Jews lived in Lithuania for centuries. They were by nature a secretive, quiet, humble people. They did not make the noise that other sections of Eastern European and Central European Jewry made. Therefore, we do not really have the accurate picture of them to the degree we should. There is unfortunately very little written about them even today.
Lithuanian Jewry was, first, much poorer than most of Polish Jewry; certainly poorer than Hungarian and Czechoslovakian Jewry. The country itself does not have much in natural resources, except timber and swamps. Winter came early and summer late. Summer was broiling hot and winter was bitter cold. No one went to Lithuania for the weather.
There were two large cities: Vilna and Kovno. The main one was Vilna. There also were smaller places like Ponevezh (often pronounced Ponevitch), which was large by Jewish standards, and Telz, which was the county seat of a city. Overall, their numbers were not large. Before the Second World War, there were only about 250,000 Jews in Lithuania. Nevertheless, the influence of Lithuania was such that it was as though it had millions of Jews, because intellectually it was the crown of Eastern European Jewry. Out of Lithuania came a tremendous amount of Torah, yeshivas, and even intellectuals in the later secular movements connected to Haskalah. Lithuanian Jewish genius was disproportionate to its numbers.
The Jews of Lithuania had lived their own life in little towns for hundreds of years. For instance, in the little-known town called Vashky, Jews had lived for almost 600 years. At the turn of the 20th century it had 41 Jewish families and 26 non-Jewish families. Yet, it was large enough and well-known enough to have a rabbi and for there to be competition when the position opened.
The non-Jewish neighbors knew all sorts of details about Jewish life and lore. They were often very well-versed in the Shulchan Aruch, the codebook of Jewish law. Even the calendar of the non-Jews followed the Jewish calendar. Of course, none of that prevented them from destroying the Jews when the time came. Nevertheless, it shows how the Jews took root in those towns.
The Jews did not converse in Lithuanian. They knew enough words to get by in a conversation, when necessary, but Lithuanian was not their tongue. Yiddish was. Lithuanian Jews had a special accent, which one can still hear today in their pronunciation of Hebrew and of Yiddish. They are famous for mixing the “sh” and “s” sound. Either way, their ability to remain Jewish was extraordinary.

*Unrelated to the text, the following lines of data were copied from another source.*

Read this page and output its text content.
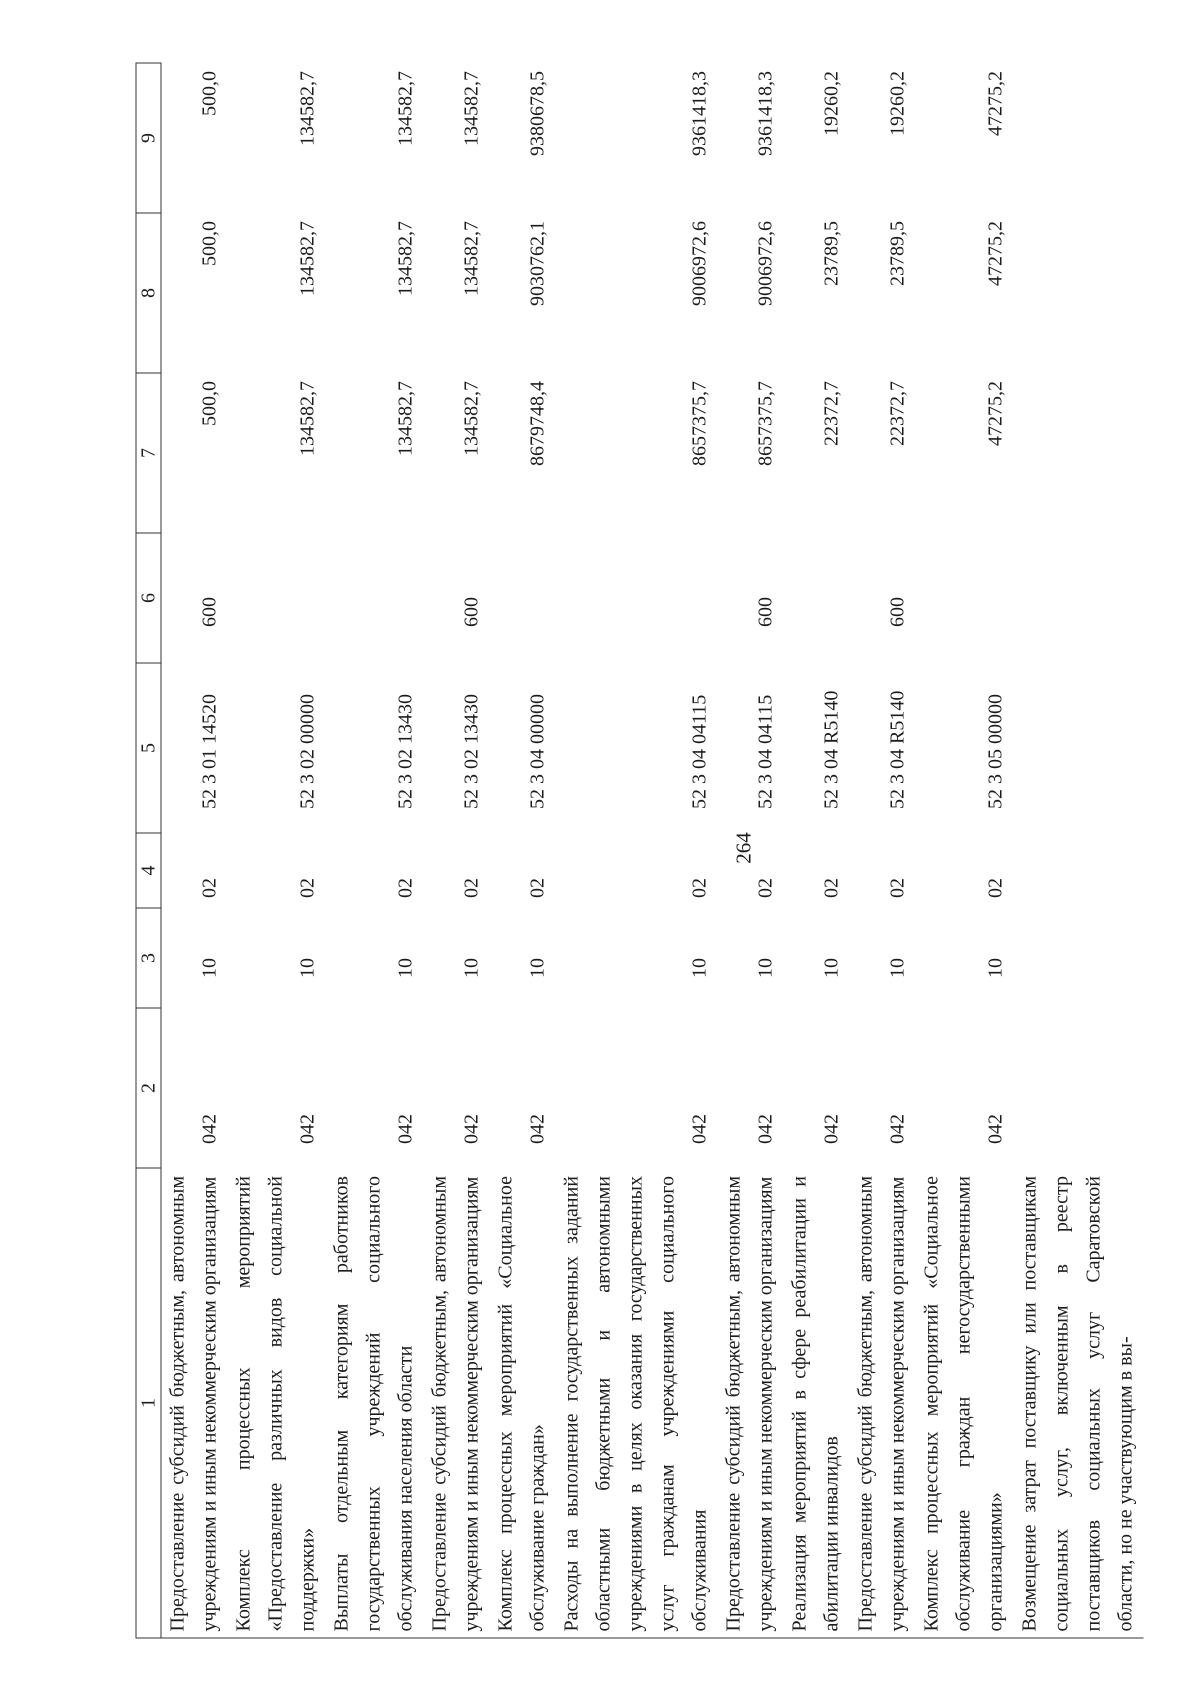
264
1	2	3	4	5	6	7	8	9
Предоставление субсидий бюджетным, автономным учреждениям и иным некоммерческим организациям	042	10	02	52 3 01 14520	600	500,0	500,0	500,0
Комплекс процессных мероприятий «Предоставление различных видов социальной поддержки»	042	10	02	52 3 02 00000		134582,7	134582,7	134582,7
Выплаты отдельным категориям работников государственных учреждений социального обслуживания населения области	042	10	02	52 3 02 13430		134582,7	134582,7	134582,7
Предоставление субсидий бюджетным, автономным учреждениям и иным некоммерческим организациям	042	10	02	52 3 02 13430	600	134582,7	134582,7	134582,7
Комплекс процессных мероприятий «Социальное обслуживание граждан»	042	10	02	52 3 04 00000		8679748,4	9030762,1	9380678,5
Расходы на выполнение государственных заданий областными бюджетными и автономными учреждениями в целях оказания государственных услуг гражданам учреждениями социального обслуживания	042	10	02	52 3 04 04115		8657375,7	9006972,6	9361418,3
Предоставление субсидий бюджетным, автономным учреждениям и иным некоммерческим организациям	042	10	02	52 3 04 04115	600	8657375,7	9006972,6	9361418,3
Реализация мероприятий в сфере реабилитации и абилитации инвалидов	042	10	02	52 3 04 R5140		22372,7	23789,5	19260,2
Предоставление субсидий бюджетным, автономным учреждениям и иным некоммерческим организациям	042	10	02	52 3 04 R5140	600	22372,7	23789,5	19260,2
Комплекс процессных мероприятий «Социальное обслуживание граждан негосударственными организациями»	042	10	02	52 3 05 00000		47275,2	47275,2	47275,2
Возмещение затрат поставщику или поставщикам социальных услуг, включенным в реестр поставщиков социальных услуг Саратовской области, но не участвующим в вы-								
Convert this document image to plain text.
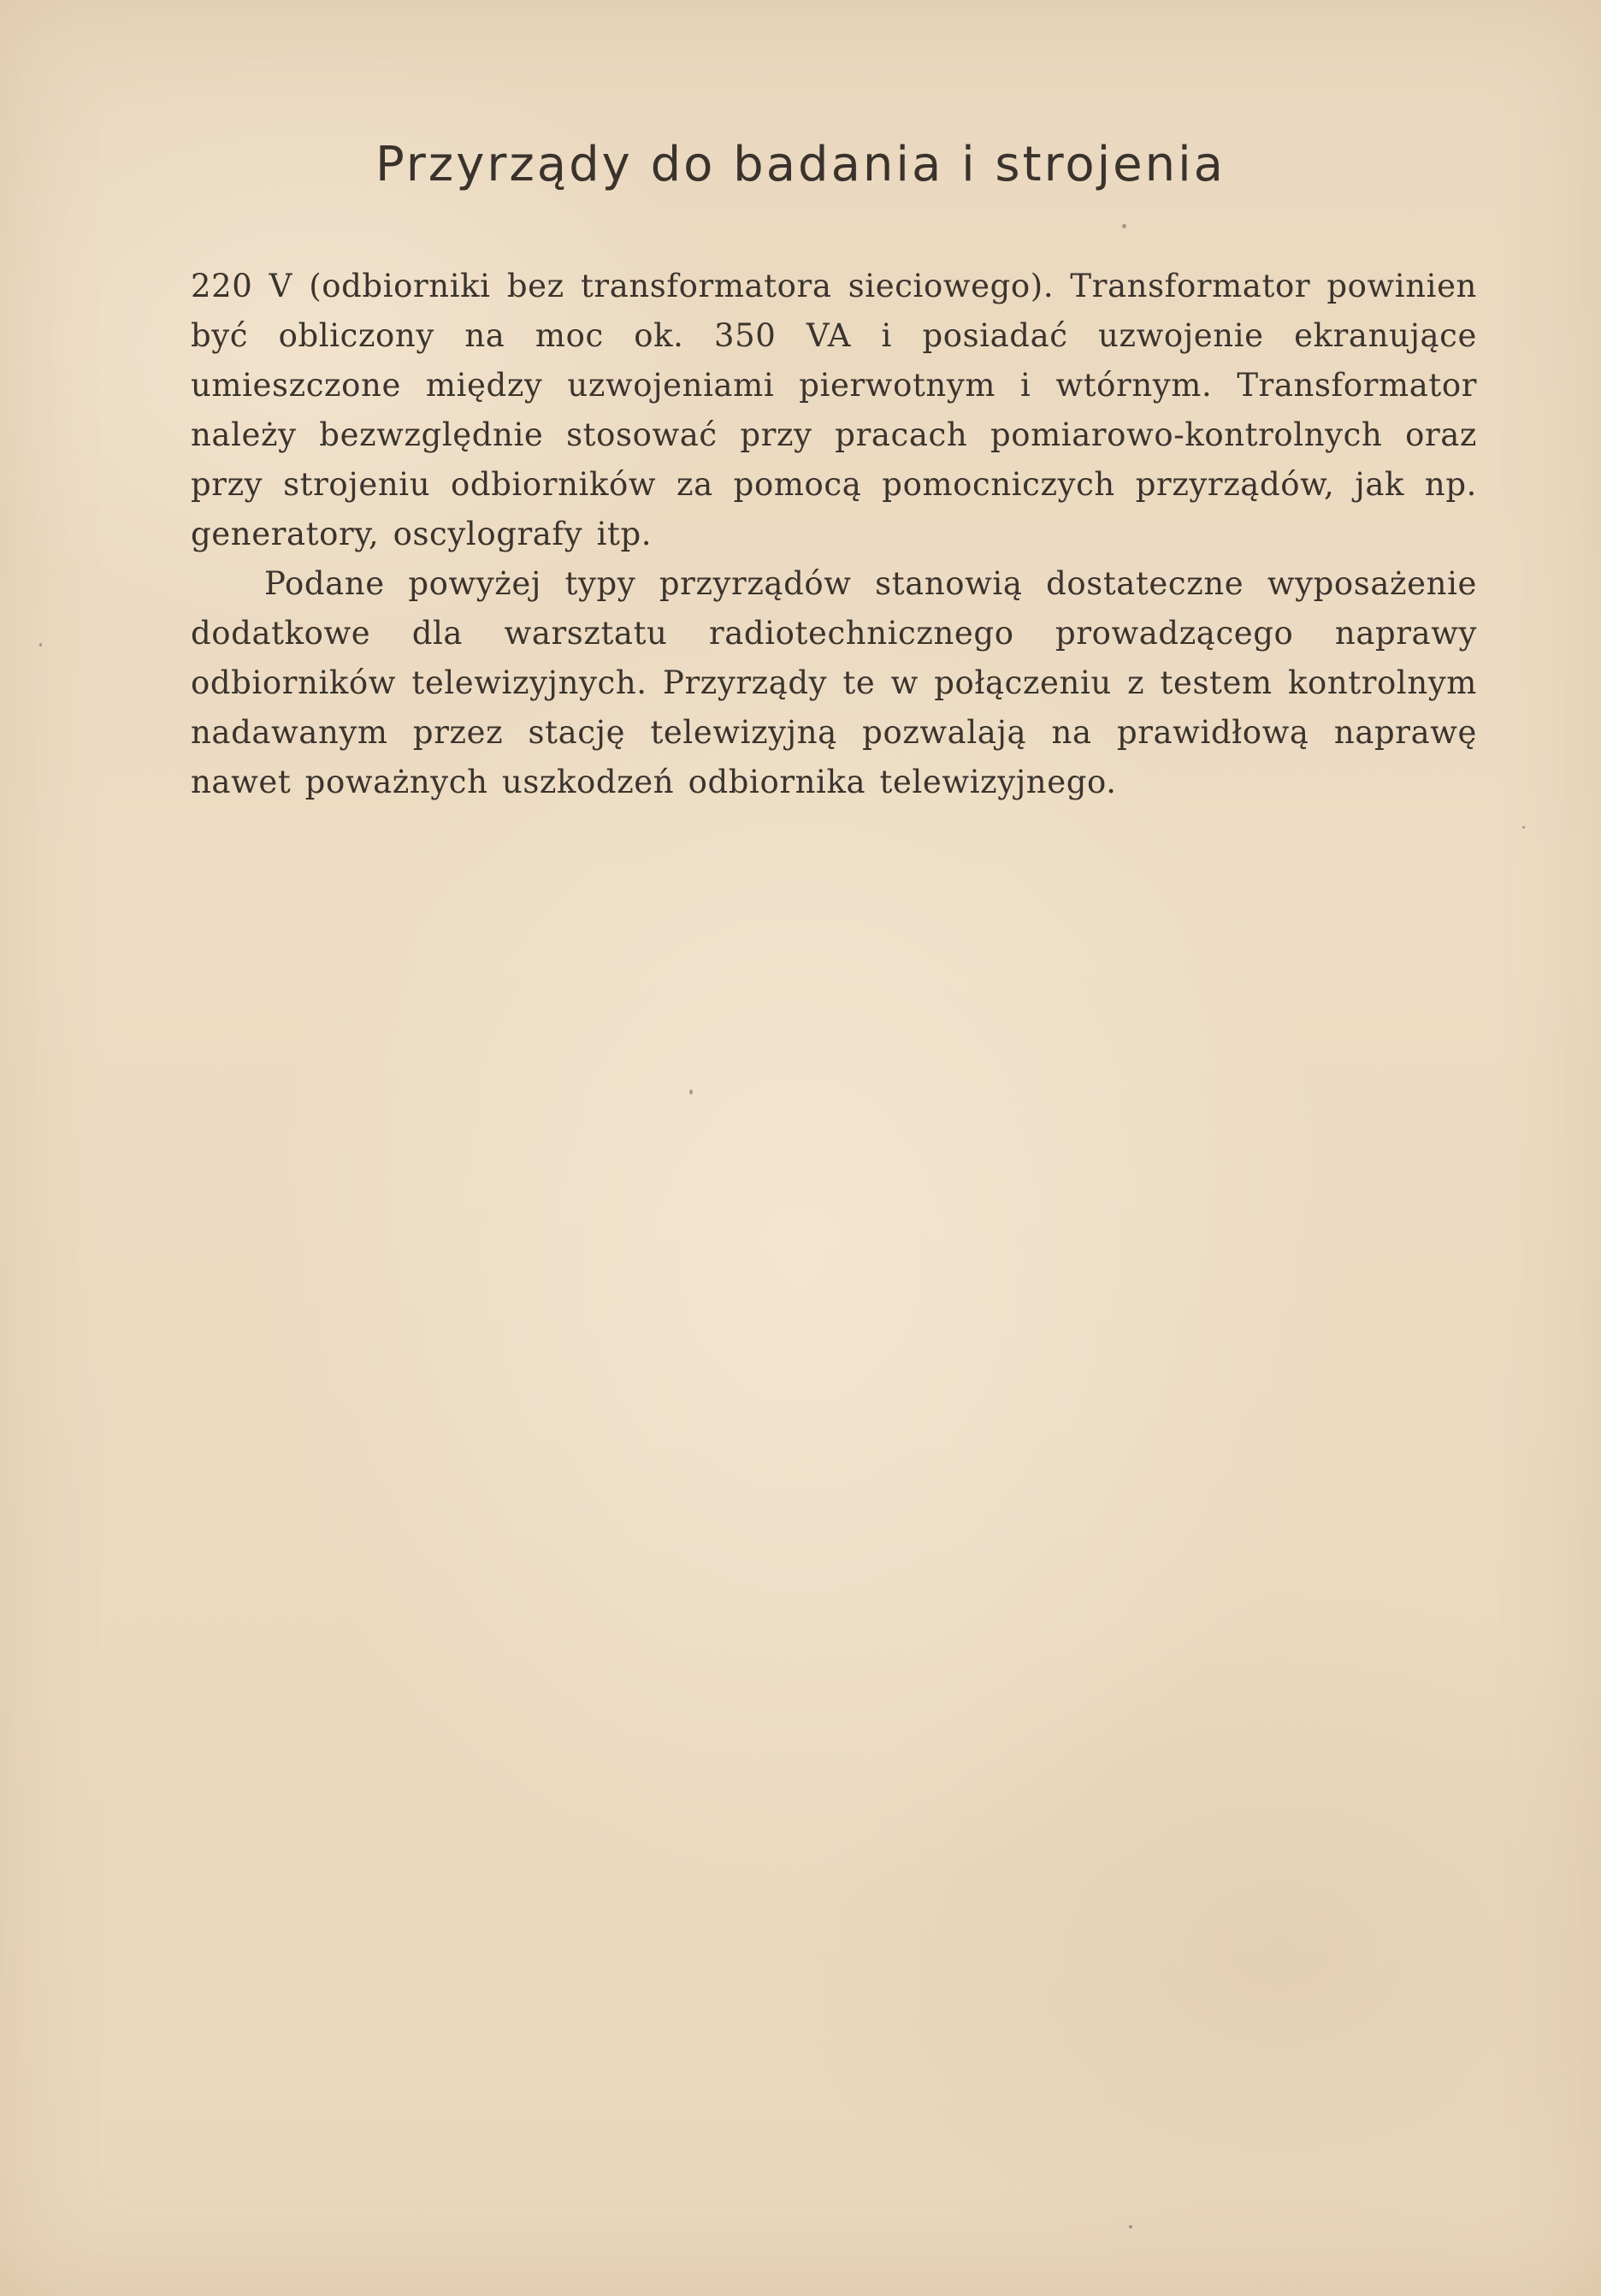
Przyrządy do badania i strojenia

220 V (odbiorniki bez transformatora sieciowego). Transformator powinien być obliczony na moc ok. 350 VA i posiadać uzwojenie ekranujące umieszczone między uzwojeniami pierwotnym i wtórnym. Transformator należy bezwzględnie stosować przy pracach pomiarowo-kontrolnych oraz przy strojeniu odbiorników za pomocą pomocniczych przyrządów, jak np. generatory, oscylografy itp.

Podane powyżej typy przyrządów stanowią dostateczne wyposażenie dodatkowe dla warsztatu radiotechnicznego prowadzącego naprawy odbiorników telewizyjnych. Przyrządy te w połączeniu z testem kontrolnym nadawanym przez stację telewizyjną pozwalają na prawidłową naprawę nawet poważnych uszkodzeń odbiornika telewizyjnego.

They also had a very ironic view of life, expressed with a very sardonic, wry sense of humor. They made up all sorts of folk sayings which really characterize life.
Most of all, they respected scholarship, especially Torah scholarship. A person who was a talmid chacham — a genuine Torah scholar—was worthy of honor. Wealthy Lithuanian Jews were in the minority. The height of achievement in Lithuania was to be a talmid chacham. That was the treasure.
Finally, Lithuanian Jewry was known for its impeccable honesty and commitment to ethics. That is why Lithuania turned out to be the most fertile ground for the Mussar Movement. In Lithuania it found an audience. The Jews were extremely committed to ethics and self-improvement.